Séminaire théorique : Quelle place pour l’angoisse dans la clinique d’aujourd’hui ?

Mardi 25 août 2015, par MB // Session 2015-16


Quelle place pour l’angoisse

dans la clinique d’aujourd’hui ?


L’appareil sanitaire étatique, la psychiatrie et la psychologie dans le vent, nous fournissent des diagnostics : phobie sociale, attaque de panique, hyperactivités variées, « dys » de toutes les couleurs, « burn-out », stress post-traumatique, addiction généralisée, bipolarités, sans oublier l’omniprésente dépression.

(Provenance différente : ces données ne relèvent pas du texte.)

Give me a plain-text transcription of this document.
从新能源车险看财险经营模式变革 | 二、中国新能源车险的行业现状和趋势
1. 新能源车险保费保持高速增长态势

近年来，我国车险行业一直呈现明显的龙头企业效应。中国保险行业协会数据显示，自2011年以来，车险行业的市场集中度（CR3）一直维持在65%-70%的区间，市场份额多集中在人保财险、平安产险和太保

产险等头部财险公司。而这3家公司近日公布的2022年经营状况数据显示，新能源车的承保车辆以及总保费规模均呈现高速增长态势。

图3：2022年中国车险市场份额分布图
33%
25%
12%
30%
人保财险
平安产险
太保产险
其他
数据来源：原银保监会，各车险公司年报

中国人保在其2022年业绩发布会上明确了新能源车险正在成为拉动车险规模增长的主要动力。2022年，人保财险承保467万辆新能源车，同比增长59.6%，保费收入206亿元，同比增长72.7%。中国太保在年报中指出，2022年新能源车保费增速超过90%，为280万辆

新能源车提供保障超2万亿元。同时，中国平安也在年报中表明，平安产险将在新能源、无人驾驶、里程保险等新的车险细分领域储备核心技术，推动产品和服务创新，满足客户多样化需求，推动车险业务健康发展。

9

Quid de l’orientation psychanalytique lacanienne face à ce fatras ?

Nous porterons cette année notre focale sur l’angoisse.

Selon Freud, cet affect que chacun de nous a appris à connaître par lui-même, résulte d’abord de l’accumulation de libido tenue à l’écart de son utilisation normale. Plus tard Freud formule que la transformation en angoisse est le destin de la libido frappée par le refoulement, l’affect attaché à la représentation refoulée est transformé en angoisse. Celle-ci est signal dans le moi de l’exigence pulsionnelle sur le fond de menace de castration. Les symptômes que sont la phobie, l’hystérie ou l’obsession, tendent à lier, enchaîner, voiler, l’angoisse.

Lacan consacrera une année de son Séminaire, le dixième, à L’angoisse1. Le point de départ est freudien, mais Lacan est déjà avancé dans son remaniement de la théorie freudienne et la construction d’un nouveau vocabulaire au cours des dix années précédentes. Le sujet du signifiant, du langage et de la parole, rencontre l’angoisse, cet affect qui ne trompe pas. Le sujet est étreint au plus intime de lui-même car, pour Lacan, l’angoisse est l’index de l’objet, l’objet radicalement perdu, de l’ordre de l’irréductible du réel, à concevoir comme un morceau chu du corps. Cet objet que Lacan a appelé a –façon de dire sans nom – est une pièce centrale dans l’élaboration du désir et de la jouissance.

Le conseil de Lacan aux praticiens de désangoisser le patient signifie viser la cause de l’angoisse par la mise en forme du symptôme, symptôme où s’articulent désir et jouissance.
L’angoisse est l’index de ce reste irréductible au signifiant qui ponctue la direction vers le réel de la pratique d’orientation lacanienne.


Note :
1 Lacan J., Le Séminaire, livre X, L’angoisse, Paris, Seuil, 2004.

Bibliographie :
Une bibliographie générale sera consultable prochainement. Chaque enseignant sera susceptible de donner des éléments supplémentaires.
Certains ouvrages sont consultables à la bibliothèque commune à l’Antenne clinique de Rouen et à l’ACF-Normandie au local des deux associations 48 rue de l’Abbé de l’Epée à Rouen.